D’un air gêné, mais avec le sourire de celui qui s’est dit : « Il faut que je le lui dise », Pageau commençait :

— Il n’y a qu’une chose que je ne vous pardonne pas…

L’étourderie de Philippe rougissait, songeant aux procédés indélicats que furent les siens à l’endroit de Pageau, en dépit de toute l’amitié qu’il n’avait cessé de lui témoigner, pressé qu’il était alors par sa dôpe et pour lui apporter — il se rappelait un samedi de fièvre, par exemple — pour lui jeter, sur sa table quelques sous, dont il s’était vanté toute une fin de semaine : et toute la fin de semaine, Claire avait été heureuse.

Philippe pensait à ses quêtes, essayant de lier les phrases obscures de Pageau. Philippe s’était assis devant Pageau, et, à chaque allusion qui, pensait-il, touchait ses quêtes, il détournait les yeux, attendant un coup plus direct.

Enfin le quiproquo s’éclairait : Pageau ne reprochait à Philippe que ses articles sur Maurin, le « grand homme ». Philippe rit jaune d’abord, puis, satisfait d’une moindre honte, il tenta de s’expliquer. Il y mettait de l’ardeur, une ardeur superficielle : au fond, Philippe consentait à des reniements, parce que Pageau lui reprochait et qu’il avait craint d’abord, il le craignait moins, il en avait moins honte que ce qu’il avait craint, ce dont il avait eu honte ensuite. Philippe se défendait avec l’ardeur qu’il aurait mise à défendre un autre, la cause d’un autre qu’il n’aurait fait sienne que dans l’enthousiasme et la mauvaise foi d’une discussion.

— Je savais bien que vous n’aviez parlé sur ce ton de Maurin que parce que le directeur du journal vous le demandait.

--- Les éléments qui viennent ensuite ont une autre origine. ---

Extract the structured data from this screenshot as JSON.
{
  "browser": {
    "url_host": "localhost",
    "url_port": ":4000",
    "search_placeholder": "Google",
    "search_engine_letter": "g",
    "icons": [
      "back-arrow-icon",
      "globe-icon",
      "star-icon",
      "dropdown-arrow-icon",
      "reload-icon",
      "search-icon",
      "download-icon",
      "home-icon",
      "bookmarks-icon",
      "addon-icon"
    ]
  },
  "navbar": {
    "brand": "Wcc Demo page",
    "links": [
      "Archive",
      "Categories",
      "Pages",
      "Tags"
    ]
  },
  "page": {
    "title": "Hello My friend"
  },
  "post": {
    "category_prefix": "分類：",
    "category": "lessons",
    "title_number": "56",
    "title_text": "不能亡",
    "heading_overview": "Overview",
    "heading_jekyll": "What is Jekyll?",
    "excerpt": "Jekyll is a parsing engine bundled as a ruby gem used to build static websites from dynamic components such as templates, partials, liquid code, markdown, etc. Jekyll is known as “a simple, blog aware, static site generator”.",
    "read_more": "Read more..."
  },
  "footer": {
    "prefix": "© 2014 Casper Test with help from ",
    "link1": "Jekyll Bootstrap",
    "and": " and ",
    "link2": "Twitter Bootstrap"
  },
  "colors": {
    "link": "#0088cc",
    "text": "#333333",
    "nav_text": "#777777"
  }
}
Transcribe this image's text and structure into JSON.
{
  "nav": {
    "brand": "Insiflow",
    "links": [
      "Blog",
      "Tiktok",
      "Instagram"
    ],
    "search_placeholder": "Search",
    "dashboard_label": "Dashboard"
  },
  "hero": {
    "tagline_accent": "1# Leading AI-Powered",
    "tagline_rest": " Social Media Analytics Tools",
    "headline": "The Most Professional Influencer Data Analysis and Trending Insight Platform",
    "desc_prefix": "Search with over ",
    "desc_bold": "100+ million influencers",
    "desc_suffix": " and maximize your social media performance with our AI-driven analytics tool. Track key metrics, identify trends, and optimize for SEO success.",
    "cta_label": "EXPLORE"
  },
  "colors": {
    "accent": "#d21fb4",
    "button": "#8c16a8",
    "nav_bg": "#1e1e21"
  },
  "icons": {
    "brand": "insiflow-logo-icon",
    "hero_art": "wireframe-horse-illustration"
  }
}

Sur le coup, Philippe était blessé. Il lui restait encore quelques-unes de ces susceptibilités qu’il n’avait pas eu l’occasion d’émousser, et il répondit d’un trait :

– Il y a quatre ans que je ne l’ai vu. Je lui laisse mes articles à l’administration ou par la poste…

Mais Philippe était désarçonné, et justement sur un point où il ne se sentait pas coupable. La photo ne lui rappelait plus Claire maintenant. Il était fatigué, il voulait tout abandonner, et ce fut avec l’ennui d’une leçon apprise et récitée vingt fois qu’il entama ses excuses et ses explications.